Michel Auder
Shopping Heads, 1990/2009
Artist
Michel Auder
Title
Shopping Heads
Year of creation
1990/2009
Technology and duration
video (DVD), 1:10 minutes
Year of acquisition
2009
Acquisition of the foundation
For over 40 years, there has hardly been an incident or event in his life that Michel Auder has not captured on camera. The filmmaker takes on different roles: he is a silent partner, an obsessive voyeur, a secret accomplice or a simple observer. His individual, sensitive style has made Michel Auder world famous.
Heads of the Town (which includes Shopping Heads) is reminiscent in parts of Jean-Luc Godard's film Passion. In his close-up and detailed shots, Auder self-referentially negotiates the handling of the work of art and the medium of film. His current works are hardly tied to the authentic-looking documentary style of his video diaries. Michel Auder never saw himself as a documentarian.
The artist Jonas Mekas writes about Auder: “And yes, he is a poet, not a realist. A poet of moods, faces, situations, short encounters and the tragic moments of our miserable civilization, of suffering. And yes, also of human vanity and ridiculousness."

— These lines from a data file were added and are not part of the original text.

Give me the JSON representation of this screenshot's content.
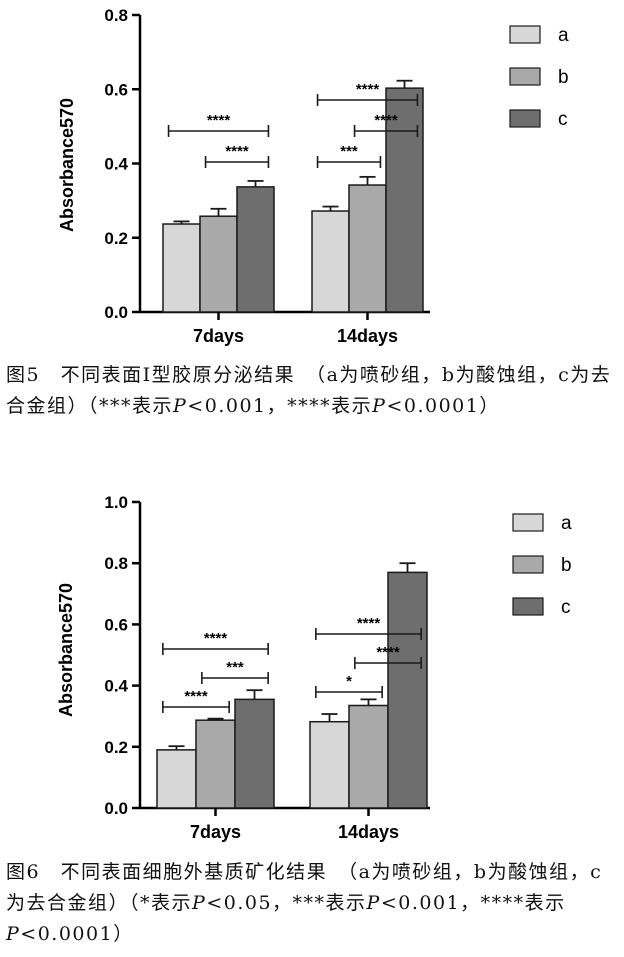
{
  "chart_data": [
    {
      "type": "bar",
      "categories": [
        "7days",
        "14days"
      ],
      "ylabel": "Absorbance570",
      "xlabel": "",
      "ylim": [
        0,
        0.8
      ],
      "yticks": [
        "0.0",
        "0.2",
        "0.4",
        "0.6",
        "0.8"
      ],
      "series": [
        {
          "name": "a",
          "values": [
            0.237,
            0.272
          ],
          "errors": [
            0.007,
            0.012
          ],
          "color": "#d7d7d7"
        },
        {
          "name": "b",
          "values": [
            0.258,
            0.342
          ],
          "errors": [
            0.02,
            0.022
          ],
          "color": "#a9a9a9"
        },
        {
          "name": "c",
          "values": [
            0.337,
            0.603
          ],
          "errors": [
            0.016,
            0.02
          ],
          "color": "#6e6e6e"
        }
      ],
      "significance": [
        {
          "group": 0,
          "from": 0,
          "to": 2,
          "label": "****",
          "level": 2
        },
        {
          "group": 0,
          "from": 1,
          "to": 2,
          "label": "****",
          "level": 1
        },
        {
          "group": 1,
          "from": 0,
          "to": 1,
          "label": "***",
          "level": 1
        },
        {
          "group": 1,
          "from": 0,
          "to": 2,
          "label": "****",
          "level": 3
        },
        {
          "group": 1,
          "from": 1,
          "to": 2,
          "label": "****",
          "level": 2
        }
      ],
      "legend_position": "top-right"
    },
    {
      "type": "bar",
      "categories": [
        "7days",
        "14days"
      ],
      "ylabel": "Absorbance570",
      "xlabel": "",
      "ylim": [
        0,
        1.0
      ],
      "yticks": [
        "0.0",
        "0.2",
        "0.4",
        "0.6",
        "0.8",
        "1.0"
      ],
      "series": [
        {
          "name": "a",
          "values": [
            0.19,
            0.282
          ],
          "errors": [
            0.012,
            0.025
          ],
          "color": "#d7d7d7"
        },
        {
          "name": "b",
          "values": [
            0.287,
            0.335
          ],
          "errors": [
            0.005,
            0.02
          ],
          "color": "#a9a9a9"
        },
        {
          "name": "c",
          "values": [
            0.355,
            0.77
          ],
          "errors": [
            0.03,
            0.03
          ],
          "color": "#6e6e6e"
        }
      ],
      "significance": [
        {
          "group": 0,
          "from": 0,
          "to": 1,
          "label": "****",
          "level": 1
        },
        {
          "group": 0,
          "from": 1,
          "to": 2,
          "label": "***",
          "level": 2
        },
        {
          "group": 0,
          "from": 0,
          "to": 2,
          "label": "****",
          "level": 3
        },
        {
          "group": 1,
          "from": 0,
          "to": 1,
          "label": "*",
          "level": 1
        },
        {
          "group": 1,
          "from": 1,
          "to": 2,
          "label": "****",
          "level": 2
        },
        {
          "group": 1,
          "from": 0,
          "to": 2,
          "label": "****",
          "level": 3
        }
      ],
      "legend_position": "top-right"
    }
  ],
  "captions": {
    "fig5": {
      "lead": "图5　不同表面Ⅰ型胶原分泌结果　（a为喷砂组，b为酸蚀组，c为去合金组）（***表示",
      "p1": "P",
      "mid": "<0.001，****表示",
      "p2": "P",
      "tail": "<0.0001）"
    },
    "fig6": {
      "lead": "图6　不同表面细胞外基质矿化结果　（a为喷砂组，b为酸蚀组，c为去合金组）（*表示",
      "p1": "P",
      "mid1": "<0.05，***表示",
      "p2": "P",
      "mid2": "<0.001，****表示",
      "p3": "P",
      "tail": "<0.0001）"
    }
  }
}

Auder's films are in the Anthology Film Archives, New York and have been shown, among others, in the New York Museum of Modern Art, the Stedelijk Museum in Amsterdam and the Center Pompidou in Paris. In 2008, Auder exhibited his works in exhibitions at the European Kunsthalle in Cologne, at the Statens Museum for Kunst in Copenhagen and at the Berlin Biennale. In November 2008, the Frenchman won the New Vision Award at the Copenhagen CPH:DOX Film Festival with The Feature. Michel Auder himself takes on the role of the fictional main character and through him reflects on stages in his real life as a filmmaker, junkie or life partner of the Warhol muse Viva and the artist Cindy Sherman. The film, a joint project with director Andrew Neel, was part of the program of the 58th International Film Festival.